(WASHINGTON) -- The Biden administration and the American Civil Liberties Union have reached a proposed settlement agreement that, if approved, would provide benefits for thousands of migrant families separated under the Trump administration's controversial "zero tolerance" policy to deter illegal southern border crossings.
Under the proposed agreement, the Justice Department says, new standards would be established to limit migrant family separations in the future.
The settlement would prohibit separations unless there are concerns regarding the wellness of the migrant child, national security issues, medical emergencies or in the case of criminal warrants.
The settlement would also provide continued support services for those who were separated from their families when Donald Trump was president, including covering the cost of medical bills incurred during or because of the separations.
A federal judge will have to review and sign off on the deal, a Department of Justice official said on a conference call with reporters on Monday.
The settlement would remain in effect for six years, according to the DOJ official.
"The agreement also sets forth procedures for keeping track of the whereabouts of separated family members, and ensuring that that information is shared in the limited circumstances where separations will be permitted," the DOJ official said.
The government will cover some housing costs for those who were impacted and will extend parole for those families who are not yet reunified, the official said.
Migrants with a criminal record or who pose national security issues wouldn't qualify for the settlement, according to officials.
"The practice of separating families at the southwest border was shameful," Attorney General Merrick Garland said in a statement. "This agreement will facilitate the reunification of separated families and provide them with critical services to aid in their recovery."
The ACLU said that under the settlement, more than 3,900 children and their families would be eligible for temporary relief from future deportation for up to three years, with a chance to renew. Members of those families would also be granted work authorizations.
In total more than 4,000 families, including 290 children who are U.S. citizens, were separated along the southern border under the Trump administration's "zero tolerance" policy, according to a senior administration official, who added that the total changes daily because families continue to register for reunification services that were previously ordered by a federal judge.
"So far, we've contacted, over the past three years, approximately 1,300 families and where we stand now is that over 75% of the originally identified families who were separated have either been reunified or have been provided with the information they need to begin to reunification process," the senior administration official said, noting that 3,000 children were reunited by non-government organizations.
The ACLU estimates that around 700 families have been reunited and it believes up to 1,000 children still remain separated from their parents.
For four months in 2018, the Trump administration separated families along the southern border as a form of deterrence for entering illegally, according to then-Attorney General Jeff Sessions.
The policy, which was officially reversed by President Donald Trump in 2018 under intense criticism, mandated prosecutions for all suspected illegal border crossings, which led to parents being deported while their children stayed in U.S. custody or were placed in foster care.

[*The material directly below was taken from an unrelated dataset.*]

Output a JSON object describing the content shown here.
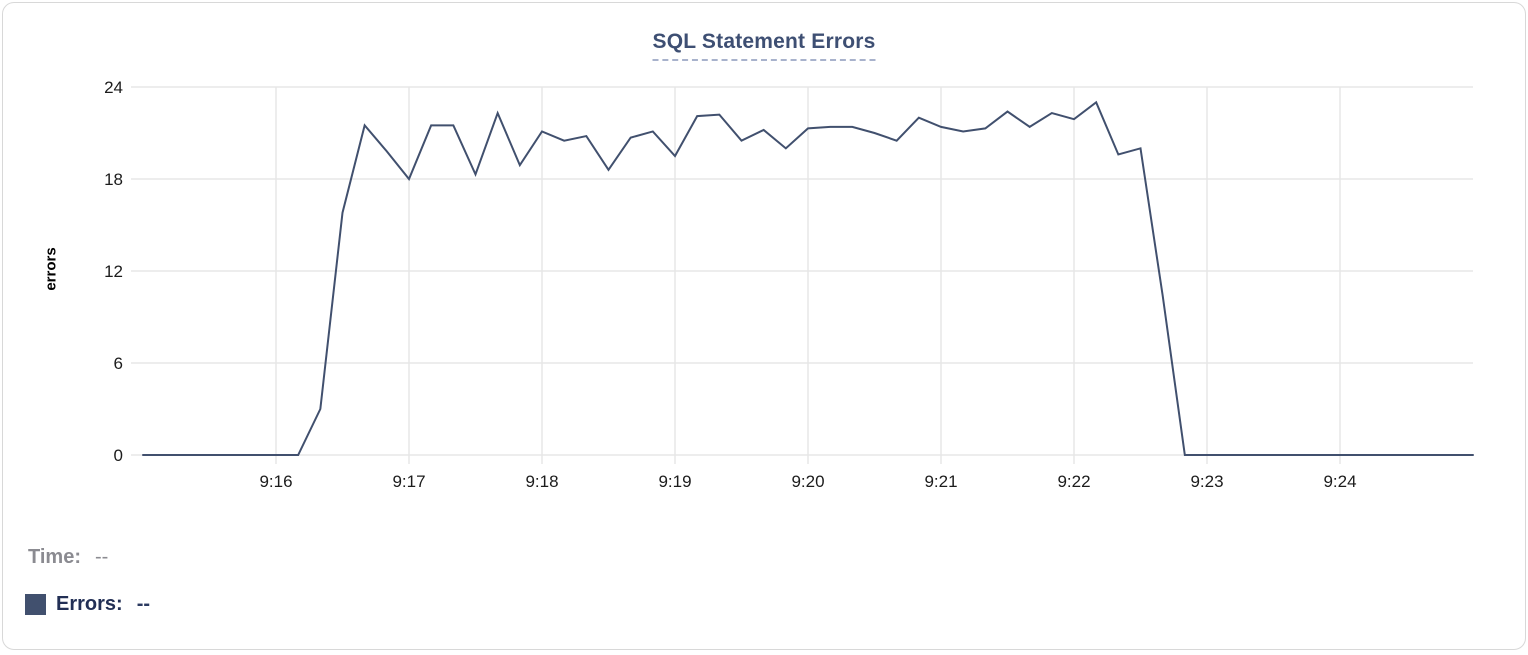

Lee Gelernt, the ACLU's lead attorney in its legal challenge to the separation policy -- which the ACLU brought in 2018 -- told ABC News that the new agreement includes housing, medical and behavioral health benefits for migrant families dealing with the trauma of being separated from their children.
Officials said the negotiations to settle the suit took three years.
"When I stood up in court in 2018 to challenge this policy, I could not have imagined that we would be here five years later, still dealing with it, that we would have to go around the world to find families," Gelernt said.
The ACLU and partner organizations have been working in conjunction with the Biden administration's reunification task force to identify and locate migrant parents who are still searching for their separated children.
The agreement further expands the number of families that will be eligible for humanitarian parole and reunification, meaning that the ACLU and other organizations will be receiving information on separated families that was previously unknown.
"Hopefully there is contact information, but given the way the Trump administration conducted this policy, we're not optimistic. It may mean searches on the ground all over the world again," Gerlernt said.
The ACLU cites the Trump administration's poor record-keeping and hasty separations as some of the reasons migrant parents have been so hard to locate.
Organizations like Al Otro Lado have been undertaking an arduous process of looking for families, sometimes conducting searches on foot in remote villages throughout Central and South America. In other cases, the children were too young to remember critical details about their parents.
The youngest child separated by the Trump administration was 6 months old, Gelernt said.
In 2021, ABC News spoke with Leticia and Yovany, a mother and son who were reunited two years after they said U.S. Border Patrol agents separated them as they tried to submit an asylum claim at the Mexican border in Texas.
They were among the first migrant families subjected to the policy.
Yovany said then that he continued to be traumatized by the separation.
"It was a pain that I still carry with me. It's still hurting me," he said. "I continue living with that fear that I will be separated from her again."